Account managers conduct portfolio reviews at the offices of each of their retail tenants twice a year. “This is a huge part of the leasing manager’s responsibility,” continued Walker-Gibbons. “What they learn helps us get out in front on issues.”
For instance, Developers Diversified’s national-accounts system detected the slowdown in store openings last year before the trade press got wind of it. “Our relationship program enabled us to learn about their programs early and make sure that we won’t be the one to get pushed back,” said Walker-Gibbons.
Another example: The national-accounts system picks up signals as soon as retailers get serious about a new-store prototype that might change square-footage requirements. According to Walker-Gibbons, an account manager, discovering such a change quickly sets about planning—with the retailer—what will happen to the older stores that will soon be too big or too small.
Getting to “no” you: “We do portfolio reviews about existing stores and also about development plans,” said JLL’s Schupp. “We want to gain our tenants’ trust so that they will feel comfortable talking to us about where their company is heading and where their new markets will be.
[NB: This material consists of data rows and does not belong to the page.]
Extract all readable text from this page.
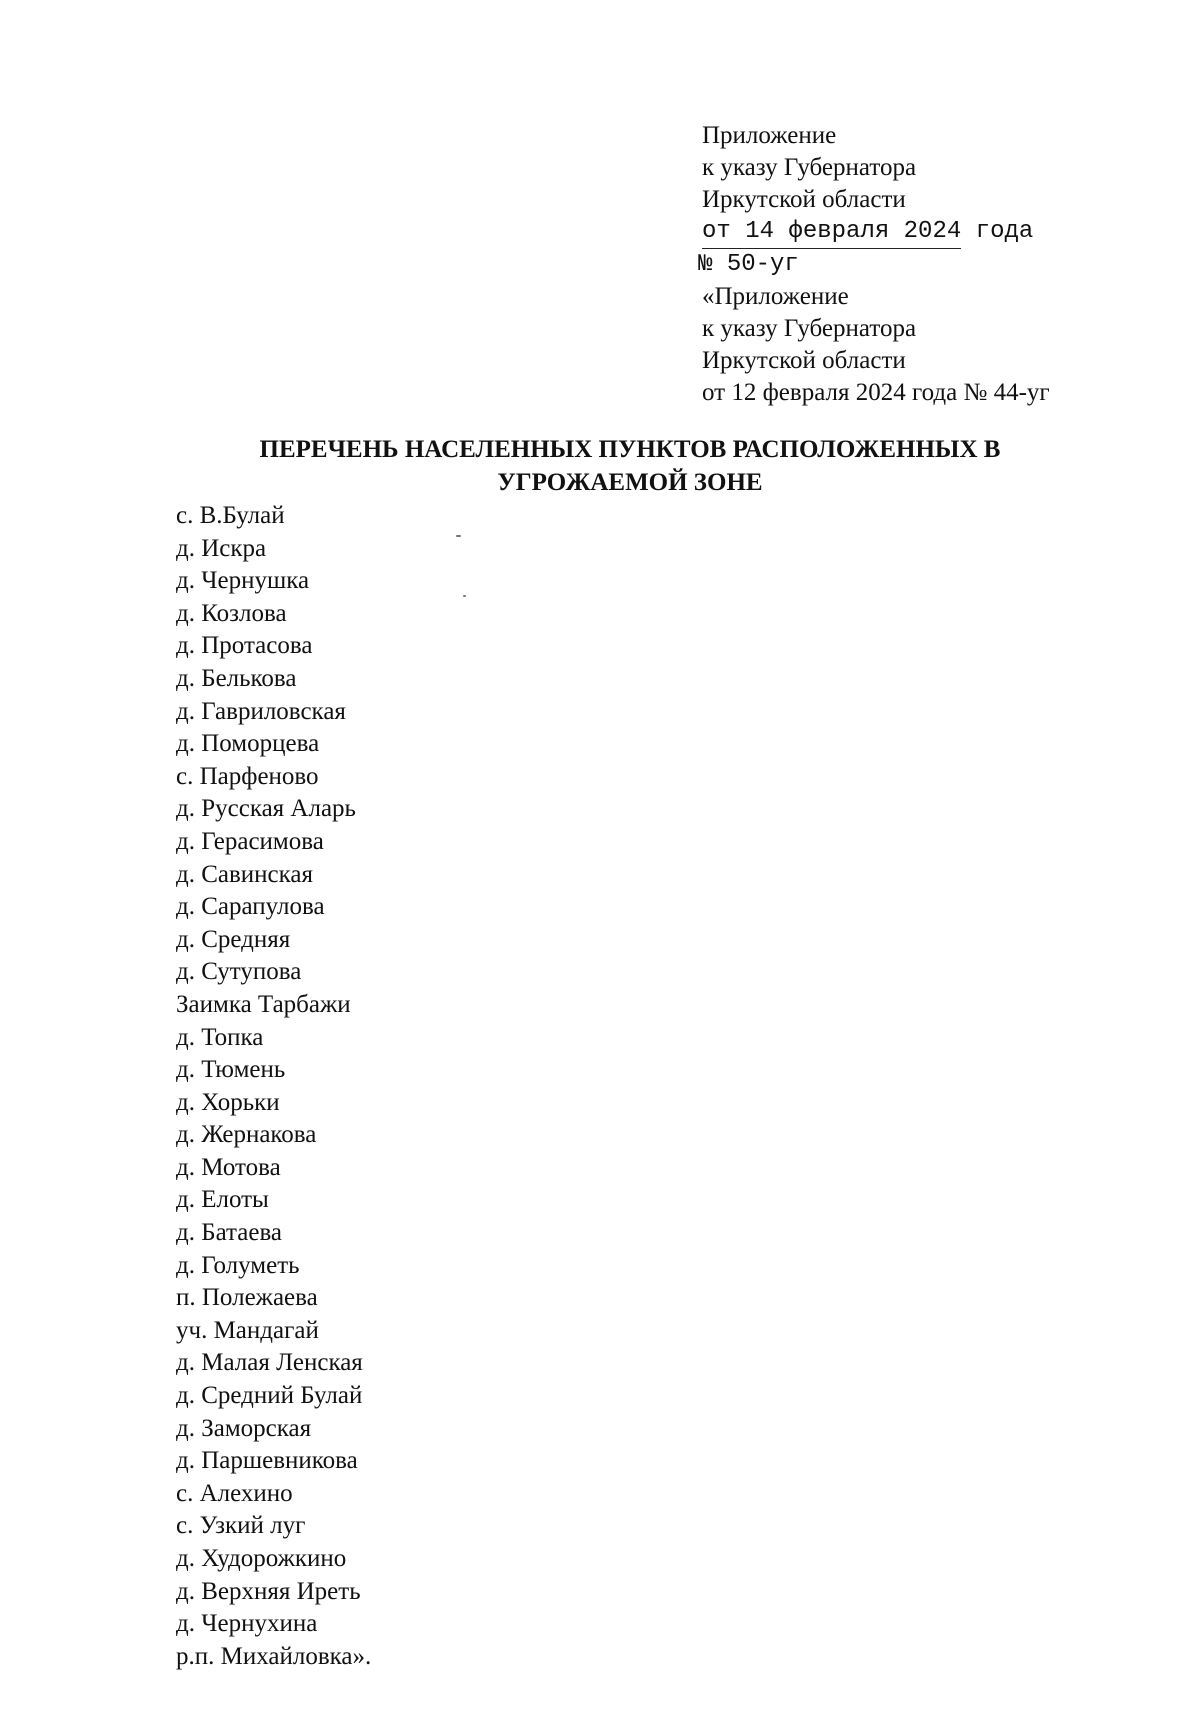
Приложение
к указу Губернатора
Иркутской области
от 14 февраля 2024 года
№ 50-уг
«Приложение
к указу Губернатора
Иркутской области
от 12 февраля 2024 года № 44-уг
ПЕРЕЧЕНЬ НАСЕЛЕННЫХ ПУНКТОВ РАСПОЛОЖЕННЫХ В
УГРОЖАЕМОЙ ЗОНЕ
с. В.Булай
д. Искра
д. Чернушка
д. Козлова
д. Протасова
д. Белькова
д. Гавриловская
д. Поморцева
с. Парфеново
д. Русская Аларь
д. Герасимова
д. Савинская
д. Сарапулова
д. Средняя
д. Сутупова
Заимка Тарбажи
д. Топка
д. Тюмень
д. Хорьки
д. Жернакова
д. Мотова
д. Елоты
д. Батаева
д. Голуметь
п. Полежаева
уч. Мандагай
д. Малая Ленская
д. Средний Булай
д. Заморская
д. Паршевникова
с. Алехино
с. Узкий луг
д. Худорожкино
д. Верхняя Иреть
д. Чернухина
р.п. Михайловка».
Then if we see an opportunity that fits someone’s strategy, we can make a deal happen.”
JLL also wants to be comfortable enough to warn a retailer off. “It’s possible to build a much deeper relationship by advising a retailer not to do something,” said Bemis. “If you know in your heart that a deal is wrong and you advise against it—when it would benefit you to make the deal—that will solidify your relationship like nothing else.”